The break-even math:
- Hosted API floor: $0.008/M (BGE-M3 on Together)
- L40S GPU rented at $0.99/hour: embeds roughly 5M tokens/minute = 300M tokens/hour
- Effective hosted cost on L40S: $0.99 ÷ 300 = $0.003/M tokens
So renting a GPU for self-hosted embeddings is roughly 3× cheaper than the cheapest hosted API. But:
- The GPU runs whether you're embedding or not. If you only have 10M tokens to embed per month, you're paying $0.99 × 720 = $713 in idle GPU time for $30 of embedding work.

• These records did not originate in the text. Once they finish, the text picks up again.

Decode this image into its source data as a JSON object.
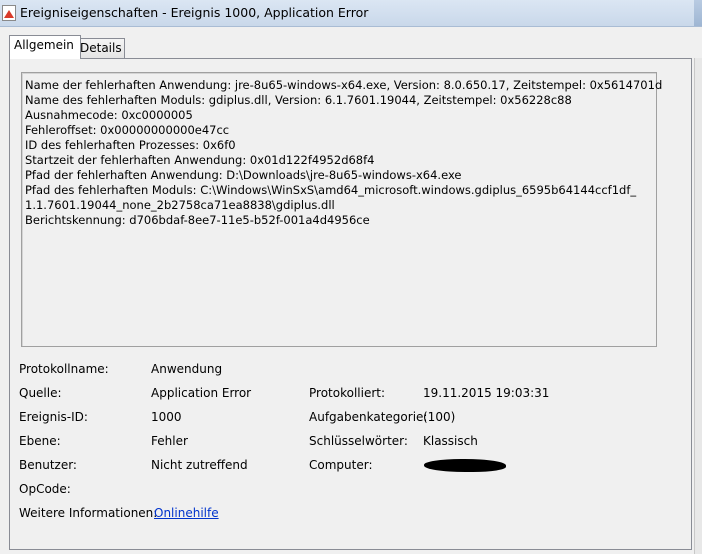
{
  "window": {
    "title": "Ereigniseigenschaften - Ereignis 1000, Application Error",
    "icon": "event-error-icon"
  },
  "tabs": [
    {
      "label": "Allgemein",
      "active": true
    },
    {
      "label": "Details",
      "active": false
    }
  ],
  "description": {
    "lines": [
      "Name der fehlerhaften Anwendung: jre-8u65-windows-x64.exe, Version: 8.0.650.17, Zeitstempel: 0x5614701d",
      "Name des fehlerhaften Moduls: gdiplus.dll, Version: 6.1.7601.19044, Zeitstempel: 0x56228c88",
      "Ausnahmecode: 0xc0000005",
      "Fehleroffset: 0x00000000000e47cc",
      "ID des fehlerhaften Prozesses: 0x6f0",
      "Startzeit der fehlerhaften Anwendung: 0x01d122f4952d68f4",
      "Pfad der fehlerhaften Anwendung: D:\\Downloads\\jre-8u65-windows-x64.exe",
      "Pfad des fehlerhaften Moduls: C:\\Windows\\WinSxS\\amd64_microsoft.windows.gdiplus_6595b64144ccf1df_",
      "1.1.7601.19044_none_2b2758ca71ea8838\\gdiplus.dll",
      "Berichtskennung: d706bdaf-8ee7-11e5-b52f-001a4d4956ce"
    ]
  },
  "fields": {
    "protokollname_label": "Protokollname:",
    "protokollname_value": "Anwendung",
    "quelle_label": "Quelle:",
    "quelle_value": "Application Error",
    "protokolliert_label": "Protokolliert:",
    "protokolliert_value": "19.11.2015 19:03:31",
    "ereignis_id_label": "Ereignis-ID:",
    "ereignis_id_value": "1000",
    "aufgabenkategorie_label": "Aufgabenkategorie:",
    "aufgabenkategorie_value": "(100)",
    "ebene_label": "Ebene:",
    "ebene_value": "Fehler",
    "schluesselwoerter_label": "Schlüsselwörter:",
    "schluesselwoerter_value": "Klassisch",
    "benutzer_label": "Benutzer:",
    "benutzer_value": "Nicht zutreffend",
    "computer_label": "Computer:",
    "opcode_label": "OpCode:",
    "weitere_label": "Weitere Informationen:",
    "weitere_link": "Onlinehilfe"
  },
  "colors": {
    "link": "#0033cc",
    "titlebar": "#dbe6f3"
  }
}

- Break-even is roughly 50M tokens/month — above this, self-hosting wins.
- Operations overhead is real. Plan 0.1–0.2 FTE platform engineering for a production embedding endpoint.
For batch embedding jobs (re-embedding a corpus on demand), spin up a GPU just for the job: 100M tokens takes about 20 minutes on an L40S, costing $0.33. Hosted API would cost $0.80–$26 depending on model. Big win for one-off batches.
How often should I switch embedding models?
Less often than you'd think. The cost is the re-embedding pass. Practical guideline:
- Stay if your current model is within 10% of the current best on your specific retrieval benchmark.
- Switch when a new model offers >15% improvement on your benchmark AND your corpus is small enough that re-embedding cost is under 5% of annual RAG budget.
- Adopt new models in parallel for a few weeks before fully cutting over — keep both vector indexes, do A/B retrieval.
The Embeddings Cost Calculator compares 17 models with your specific corpus size and query rate, including both one-time and recurring costs. For broader RAG architecture decisions, the Vector DB Cost Estimator and RAG Total Cost Calculator extend the analysis to the full stack.
Embeddings pricing changes more slowly than LLM token pricing — major shifts roughly twice a year. We refresh the calculator on the first of every month with verified rates from each provider's pricing page.